Socorro López Cano Hace unos meses vi en primera plana de LA PRENSA una foto que muestra a Daniel Ortega Saavedra recibiendo la sagrada comunión de manos de un sacerdote desconocido para mí. Ante semejante profanación, pensé que quizás ese sacerdote no conocía al feligrés y que por lo tanto no era culpable del sacrílego […]

Socorro López Cano

Hace unos meses vi en primera plana de LA PRENSA una foto que muestra a Daniel Ortega Saavedra recibiendo la sagrada comunión de manos de un sacerdote desconocido para mí. Ante semejante profanación, pensé que quizás ese sacerdote no conocía al feligrés y que por lo tanto no era culpable del sacrílego acto. Pero en LA PRENSA del 19 de julio y en primera plana salió una foto que a todos los católicos nos causó sorpresa, indignación, vergüenza e incredulidad: el cardenal Obando dando la comunión a Daniel Ortega.

Según declaraciones del cardenal Obando él no puede juzgar el esfuerzo de las personas, para saber si merecen o no, la comunión. Monseñor Brenes, Arzobispo de la Arquidiócesis de Managua: “No se puede negar la Comunión a las personas que lo soliciten en la misa”.

Cuando tenía 18 años llegué a comulgar con una blusa con mangas muy cortas, me arrodillé en el comulgatorio y el sacerdote, al estar frente a mí, se saltó y no me dio la comunión; inocentemente pensé que el padre no me había visto y mientras los comulgantes se retiraban, yo quedé hincada. Vino la segunda fila y nuevamente el padre empezó a administrar la comunión; al llegar frente a mí me dijo: “Con ese vestido no le puedo dar la comunión”. Entonces, sí se puede negar la comunión, más aún cuando la persona es un pecador público. Yo no tenía pecado mortal.

¿Quién ignora que Ortega vive en concubinato, que fue acusado por su hijastra por violación, que usurpó la casa donde vive y la calle adyacente, que es ateo pero quiere, con ayuda del Cardenal, aparentar un cristianismo que no siente.

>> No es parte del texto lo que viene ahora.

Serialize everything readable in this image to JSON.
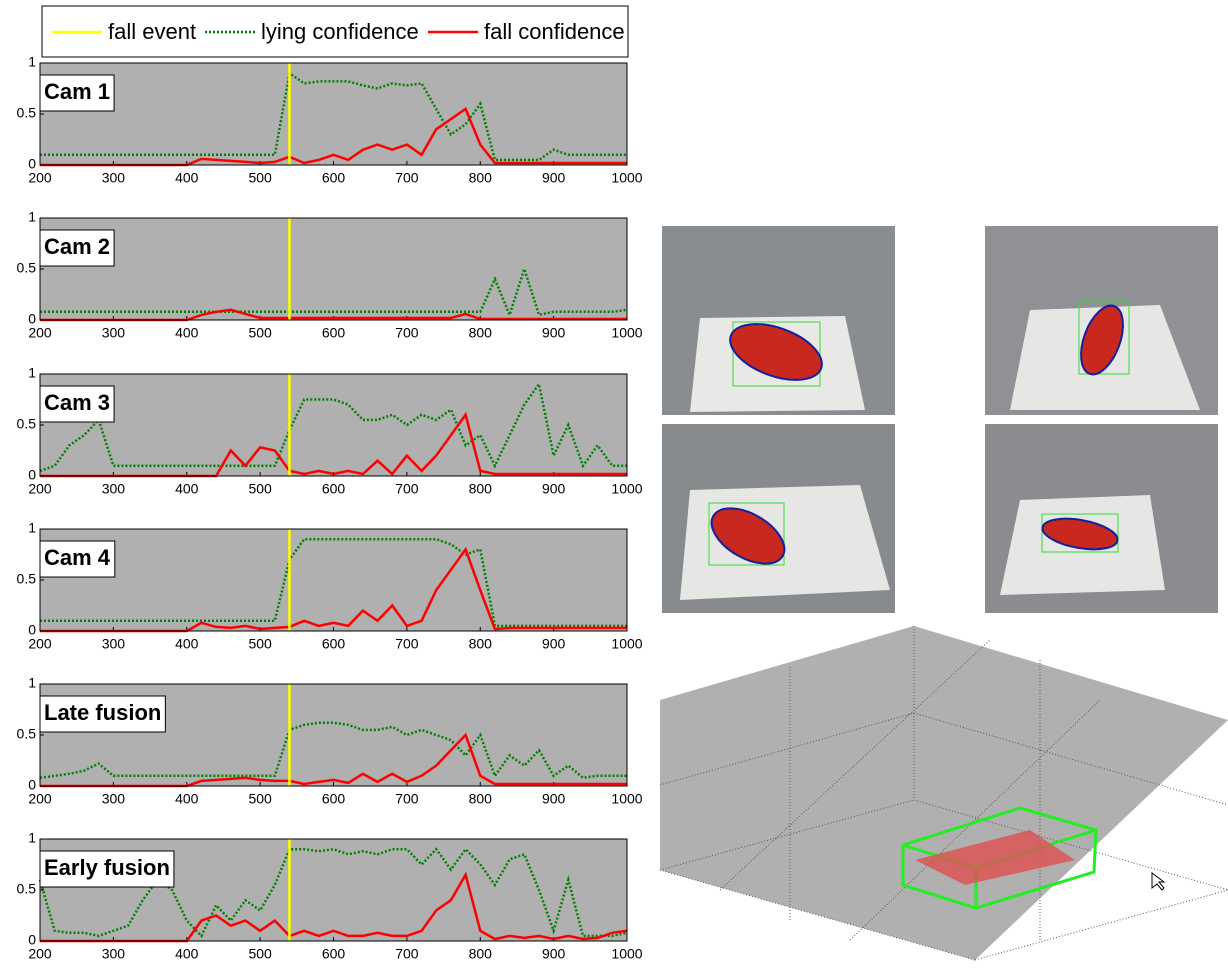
{
  "chart_data": [
    {
      "type": "line",
      "label": "Cam 1",
      "fall_event": {
        "name": "fall event",
        "x": 540,
        "color": "#ffff00"
      },
      "x": [
        200,
        220,
        240,
        260,
        280,
        300,
        320,
        340,
        360,
        380,
        400,
        420,
        440,
        460,
        480,
        500,
        520,
        540,
        560,
        580,
        600,
        620,
        640,
        660,
        680,
        700,
        720,
        740,
        760,
        780,
        800,
        820,
        840,
        860,
        880,
        900,
        920,
        940,
        960,
        980,
        1000
      ],
      "series": [
        {
          "name": "lying confidence",
          "color": "#008000",
          "values": [
            0.1,
            0.1,
            0.1,
            0.1,
            0.1,
            0.1,
            0.1,
            0.1,
            0.1,
            0.1,
            0.1,
            0.1,
            0.1,
            0.1,
            0.1,
            0.1,
            0.1,
            0.9,
            0.8,
            0.82,
            0.82,
            0.82,
            0.78,
            0.75,
            0.8,
            0.78,
            0.8,
            0.55,
            0.3,
            0.4,
            0.6,
            0.05,
            0.05,
            0.05,
            0.05,
            0.15,
            0.1,
            0.1,
            0.1,
            0.1,
            0.1
          ]
        },
        {
          "name": "fall confidence",
          "color": "#ff0000",
          "values": [
            0,
            0,
            0,
            0,
            0,
            0,
            0,
            0,
            0,
            0,
            0,
            0.06,
            0.05,
            0.04,
            0.03,
            0.02,
            0.03,
            0.08,
            0.02,
            0.05,
            0.1,
            0.05,
            0.15,
            0.2,
            0.15,
            0.2,
            0.1,
            0.35,
            0.45,
            0.55,
            0.2,
            0.02,
            0.02,
            0.02,
            0.02,
            0.02,
            0.02,
            0.02,
            0.02,
            0.02,
            0.02
          ]
        }
      ],
      "xlim": [
        200,
        1000
      ],
      "xticks": [
        200,
        300,
        400,
        500,
        600,
        700,
        800,
        900,
        1000
      ],
      "ylim": [
        0,
        1
      ],
      "yticks": [
        0,
        0.5,
        1
      ]
    },
    {
      "type": "line",
      "label": "Cam 2",
      "fall_event": {
        "x": 540,
        "color": "#ffff00"
      },
      "x": [
        200,
        220,
        240,
        260,
        280,
        300,
        320,
        340,
        360,
        380,
        400,
        420,
        440,
        460,
        480,
        500,
        520,
        540,
        560,
        580,
        600,
        620,
        640,
        660,
        680,
        700,
        720,
        740,
        760,
        780,
        800,
        820,
        840,
        860,
        880,
        900,
        920,
        940,
        960,
        980,
        1000
      ],
      "series": [
        {
          "color": "#008000",
          "values": [
            0.08,
            0.08,
            0.08,
            0.08,
            0.08,
            0.08,
            0.08,
            0.08,
            0.08,
            0.08,
            0.08,
            0.08,
            0.08,
            0.08,
            0.08,
            0.08,
            0.08,
            0.08,
            0.08,
            0.08,
            0.08,
            0.08,
            0.08,
            0.08,
            0.08,
            0.08,
            0.08,
            0.08,
            0.08,
            0.08,
            0.08,
            0.4,
            0.05,
            0.5,
            0.05,
            0.08,
            0.08,
            0.08,
            0.08,
            0.08,
            0.1
          ]
        },
        {
          "color": "#ff0000",
          "values": [
            0,
            0,
            0,
            0,
            0,
            0,
            0,
            0,
            0,
            0,
            0,
            0.05,
            0.08,
            0.1,
            0.06,
            0.02,
            0.02,
            0.02,
            0.02,
            0.02,
            0.02,
            0.02,
            0.02,
            0.02,
            0.02,
            0.02,
            0.02,
            0.02,
            0.02,
            0.06,
            0.01,
            0.01,
            0.01,
            0.01,
            0.01,
            0.01,
            0.01,
            0.01,
            0.01,
            0.01,
            0.01
          ]
        }
      ],
      "xlim": [
        200,
        1000
      ],
      "xticks": [
        200,
        300,
        400,
        500,
        600,
        700,
        800,
        900,
        1000
      ],
      "ylim": [
        0,
        1
      ],
      "yticks": [
        0,
        0.5,
        1
      ]
    },
    {
      "type": "line",
      "label": "Cam 3",
      "fall_event": {
        "x": 540,
        "color": "#ffff00"
      },
      "x": [
        200,
        220,
        240,
        260,
        280,
        300,
        320,
        340,
        360,
        380,
        400,
        420,
        440,
        460,
        480,
        500,
        520,
        540,
        560,
        580,
        600,
        620,
        640,
        660,
        680,
        700,
        720,
        740,
        760,
        780,
        800,
        820,
        840,
        860,
        880,
        900,
        920,
        940,
        960,
        980,
        1000
      ],
      "series": [
        {
          "color": "#008000",
          "values": [
            0.05,
            0.1,
            0.3,
            0.4,
            0.55,
            0.1,
            0.1,
            0.1,
            0.1,
            0.1,
            0.1,
            0.1,
            0.1,
            0.1,
            0.1,
            0.1,
            0.1,
            0.45,
            0.75,
            0.75,
            0.75,
            0.7,
            0.55,
            0.55,
            0.6,
            0.5,
            0.6,
            0.55,
            0.65,
            0.3,
            0.4,
            0.1,
            0.4,
            0.7,
            0.9,
            0.2,
            0.5,
            0.1,
            0.3,
            0.1,
            0.1
          ]
        },
        {
          "color": "#ff0000",
          "values": [
            0,
            0,
            0,
            0,
            0,
            0,
            0,
            0,
            0,
            0,
            0,
            0,
            0,
            0.25,
            0.1,
            0.28,
            0.25,
            0.05,
            0.02,
            0.05,
            0.02,
            0.05,
            0.02,
            0.15,
            0.02,
            0.2,
            0.05,
            0.2,
            0.4,
            0.6,
            0.05,
            0.02,
            0.02,
            0.02,
            0.02,
            0.02,
            0.02,
            0.02,
            0.02,
            0.02,
            0.02
          ]
        }
      ],
      "xlim": [
        200,
        1000
      ],
      "xticks": [
        200,
        300,
        400,
        500,
        600,
        700,
        800,
        900,
        1000
      ],
      "ylim": [
        0,
        1
      ],
      "yticks": [
        0,
        0.5,
        1
      ]
    },
    {
      "type": "line",
      "label": "Cam 4",
      "fall_event": {
        "x": 540,
        "color": "#ffff00"
      },
      "x": [
        200,
        220,
        240,
        260,
        280,
        300,
        320,
        340,
        360,
        380,
        400,
        420,
        440,
        460,
        480,
        500,
        520,
        540,
        560,
        580,
        600,
        620,
        640,
        660,
        680,
        700,
        720,
        740,
        760,
        780,
        800,
        820,
        840,
        860,
        880,
        900,
        920,
        940,
        960,
        980,
        1000
      ],
      "series": [
        {
          "color": "#008000",
          "values": [
            0.1,
            0.1,
            0.1,
            0.1,
            0.1,
            0.1,
            0.1,
            0.1,
            0.1,
            0.1,
            0.1,
            0.1,
            0.1,
            0.1,
            0.1,
            0.1,
            0.1,
            0.7,
            0.9,
            0.9,
            0.9,
            0.9,
            0.9,
            0.9,
            0.9,
            0.9,
            0.9,
            0.9,
            0.85,
            0.75,
            0.8,
            0.05,
            0.05,
            0.05,
            0.05,
            0.05,
            0.05,
            0.05,
            0.05,
            0.05,
            0.05
          ]
        },
        {
          "color": "#ff0000",
          "values": [
            0,
            0,
            0,
            0,
            0,
            0,
            0,
            0,
            0,
            0,
            0,
            0.08,
            0.04,
            0.03,
            0.05,
            0.02,
            0.03,
            0.04,
            0.1,
            0.05,
            0.08,
            0.05,
            0.2,
            0.1,
            0.25,
            0.05,
            0.1,
            0.4,
            0.6,
            0.8,
            0.4,
            0.02,
            0.03,
            0.03,
            0.03,
            0.03,
            0.03,
            0.03,
            0.03,
            0.03,
            0.03
          ]
        }
      ],
      "xlim": [
        200,
        1000
      ],
      "xticks": [
        200,
        300,
        400,
        500,
        600,
        700,
        800,
        900,
        1000
      ],
      "ylim": [
        0,
        1
      ],
      "yticks": [
        0,
        0.5,
        1
      ]
    },
    {
      "type": "line",
      "label": "Late fusion",
      "fall_event": {
        "x": 540,
        "color": "#ffff00"
      },
      "x": [
        200,
        220,
        240,
        260,
        280,
        300,
        320,
        340,
        360,
        380,
        400,
        420,
        440,
        460,
        480,
        500,
        520,
        540,
        560,
        580,
        600,
        620,
        640,
        660,
        680,
        700,
        720,
        740,
        760,
        780,
        800,
        820,
        840,
        860,
        880,
        900,
        920,
        940,
        960,
        980,
        1000
      ],
      "series": [
        {
          "color": "#008000",
          "values": [
            0.08,
            0.1,
            0.12,
            0.15,
            0.22,
            0.1,
            0.1,
            0.1,
            0.1,
            0.1,
            0.1,
            0.1,
            0.1,
            0.1,
            0.1,
            0.1,
            0.1,
            0.55,
            0.6,
            0.62,
            0.62,
            0.6,
            0.55,
            0.55,
            0.58,
            0.5,
            0.55,
            0.5,
            0.45,
            0.3,
            0.5,
            0.1,
            0.3,
            0.2,
            0.35,
            0.1,
            0.2,
            0.08,
            0.1,
            0.1,
            0.1
          ]
        },
        {
          "color": "#ff0000",
          "values": [
            0,
            0,
            0,
            0,
            0,
            0,
            0,
            0,
            0,
            0,
            0,
            0.05,
            0.06,
            0.07,
            0.08,
            0.06,
            0.05,
            0.05,
            0.02,
            0.04,
            0.06,
            0.03,
            0.12,
            0.04,
            0.12,
            0.04,
            0.1,
            0.2,
            0.35,
            0.5,
            0.1,
            0.02,
            0.02,
            0.02,
            0.02,
            0.02,
            0.02,
            0.02,
            0.02,
            0.02,
            0.02
          ]
        }
      ],
      "xlim": [
        200,
        1000
      ],
      "xticks": [
        200,
        300,
        400,
        500,
        600,
        700,
        800,
        900,
        1000
      ],
      "ylim": [
        0,
        1
      ],
      "yticks": [
        0,
        0.5,
        1
      ]
    },
    {
      "type": "line",
      "label": "Early fusion",
      "fall_event": {
        "x": 540,
        "color": "#ffff00"
      },
      "x": [
        200,
        220,
        240,
        260,
        280,
        300,
        320,
        340,
        360,
        380,
        400,
        420,
        440,
        460,
        480,
        500,
        520,
        540,
        560,
        580,
        600,
        620,
        640,
        660,
        680,
        700,
        720,
        740,
        760,
        780,
        800,
        820,
        840,
        860,
        880,
        900,
        920,
        940,
        960,
        980,
        1000
      ],
      "series": [
        {
          "color": "#008000",
          "values": [
            0.6,
            0.1,
            0.08,
            0.08,
            0.05,
            0.1,
            0.15,
            0.4,
            0.6,
            0.5,
            0.2,
            0.05,
            0.35,
            0.2,
            0.4,
            0.3,
            0.55,
            0.9,
            0.9,
            0.88,
            0.9,
            0.85,
            0.88,
            0.85,
            0.9,
            0.9,
            0.75,
            0.9,
            0.7,
            0.9,
            0.75,
            0.55,
            0.8,
            0.85,
            0.5,
            0.1,
            0.6,
            0.05,
            0.05,
            0.05,
            0.08
          ]
        },
        {
          "color": "#ff0000",
          "values": [
            0,
            0,
            0,
            0,
            0,
            0,
            0,
            0,
            0,
            0,
            0,
            0.2,
            0.25,
            0.15,
            0.2,
            0.1,
            0.2,
            0.05,
            0.1,
            0.05,
            0.1,
            0.05,
            0.05,
            0.08,
            0.05,
            0.05,
            0.1,
            0.3,
            0.4,
            0.65,
            0.1,
            0.02,
            0.05,
            0.03,
            0.05,
            0.02,
            0.05,
            0.02,
            0.03,
            0.08,
            0.1
          ]
        }
      ],
      "xlim": [
        200,
        1000
      ],
      "xticks": [
        200,
        300,
        400,
        500,
        600,
        700,
        800,
        900,
        1000
      ],
      "ylim": [
        0,
        1
      ],
      "yticks": [
        0,
        0.5,
        1
      ]
    }
  ]
}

Para que Daniel Ortega pueda recibir la Sagrada Comunión primero tendría que regresar todo lo robado (igual que Arnoldo Alemán), arrepentirse de corazón, pedir perdón a todos los nicaragüenses y casarse por la Iglesia, o separarse de su compañera; o sea cambiar completamente de vida. Mientras no haga esto nadie debe administrarle la sagrada comunión, so pena de hacerse cómplice del sacrilegio.